We used the coastline, as well as the rivers, swamps and vegetation beyond it. Our traditional foods consisted of birdlife, eggs, plants, small and large animals like kangaroo, emu and goanna, as well as estuarine fish. Traditionally, we lived in the coastal regions during the summer months and moved inland for shelter with the onset of winter. At Oyster Harbour, close to the mouth of the Kalgan River, Minang Noongar made fish traps from stone. The fish were trapped in the harbour as the tide went out.

Avril Dean shared her brother Jack Williams’ story:

Now I just want to tell this story as a tribute to my brother, Jack, who’s passed away, and he was our historian. And he told this story about the traditional people and how they used to go and catch salmon to feed the whole tribe. So long ago, and it happened right up until our parents were young people, it was still happening. And it’s actually happened very, very recently where the same thing has happened. But this time the dolphins brought the salmon in, because there was Noongars on the beach.

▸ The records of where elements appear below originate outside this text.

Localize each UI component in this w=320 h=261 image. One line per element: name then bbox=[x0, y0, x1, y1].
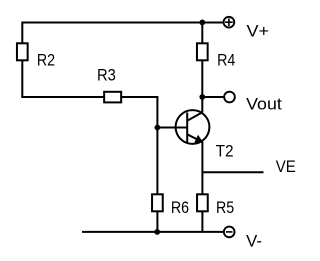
svg-text:R4: R4 bbox=[217, 50, 235, 69]
wire Vout stub bbox=[202, 96, 224, 98]
svg-text:V+: V+ bbox=[247, 22, 270, 41]
resistor R5 bbox=[197, 194, 208, 211]
svg-text:R5: R5 bbox=[216, 198, 234, 217]
junction dot base node bbox=[155, 125, 161, 131]
svg-text:V-: V- bbox=[246, 232, 262, 251]
wire left branch through R2 bbox=[21, 22, 23, 98]
junction dot V+ rail / R4 bbox=[199, 20, 205, 26]
wire VE tap bbox=[202, 171, 263, 173]
svg-text:VE: VE bbox=[276, 157, 296, 176]
wire V+ top rail bbox=[22, 22, 222, 24]
wire R4 column bbox=[201, 23, 203, 98]
terminal V- minus sign bbox=[226, 231, 233, 233]
svg-text:R3: R3 bbox=[97, 65, 116, 84]
transistor T2 base bar bbox=[186, 113, 188, 143]
transistor T2 emitter arrow bbox=[195, 136, 202, 143]
terminal V+ circle bbox=[224, 17, 235, 28]
terminal V+ plus sign bbox=[225, 18, 233, 26]
wire base bbox=[157, 127, 187, 129]
wire collector stub bbox=[201, 97, 203, 112]
resistor R4 bbox=[197, 43, 208, 60]
svg-text:Vout: Vout bbox=[246, 94, 282, 113]
terminal Vout circle bbox=[224, 92, 235, 103]
resistor R3 bbox=[104, 92, 121, 103]
junction dot collector / Vout bbox=[199, 94, 205, 100]
svg-text:T2: T2 bbox=[216, 142, 234, 161]
wire emitter column bbox=[201, 142, 203, 232]
resistor R6 bbox=[152, 194, 163, 211]
transistor T2 bbox=[176, 110, 210, 144]
transistor T2 circle bbox=[176, 110, 210, 144]
wire V- bottom rail bbox=[82, 231, 224, 233]
resistor R2 bbox=[17, 43, 28, 60]
wire R6 column bbox=[156, 96, 158, 232]
junction dot V- rail / R6 bbox=[154, 229, 160, 235]
transistor T2 collector diagonal bbox=[187, 112, 202, 121]
wire bottom-left to R3 node bbox=[21, 96, 157, 98]
terminal V- circle bbox=[224, 227, 235, 238]
transistor T2 emitter diagonal bbox=[187, 134, 202, 142]
svg-text:R2: R2 bbox=[37, 51, 55, 70]
svg-text:R6: R6 bbox=[171, 198, 189, 217]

And they said they just went crazy ‘cause they were catching the salmon with their hands. So – long time ago, they used to come down to the coast when the salmon were running, when they were at their prime condition. And they had a special man and only one man was allowed to do this. This was tribal lore. They used to have this special man that had – he had to have a beard and the wind had to be blowing in a certain direction. And he’d have to light a fire on the beach. And he’d have to have a fire and make it a smoky fire so that the smoke could blow out. And he used to sit on the beach with his legs crossed and he used to tap his sticks together. And he’d sing, djock, djock, djock. And then all of a sudden he would see the dolphins start to work. And they’d go around a big school of salmon and they’d go round and round and round and work ‘em around like, like a sheep dog does, I suppose, if you say that. And then they used to bring them right in to the beach and they’d go into a real frenzy ‘cause they’d be bringing them right in, bring them right down to the beach and then the whole tribe, even children could come in and catch them.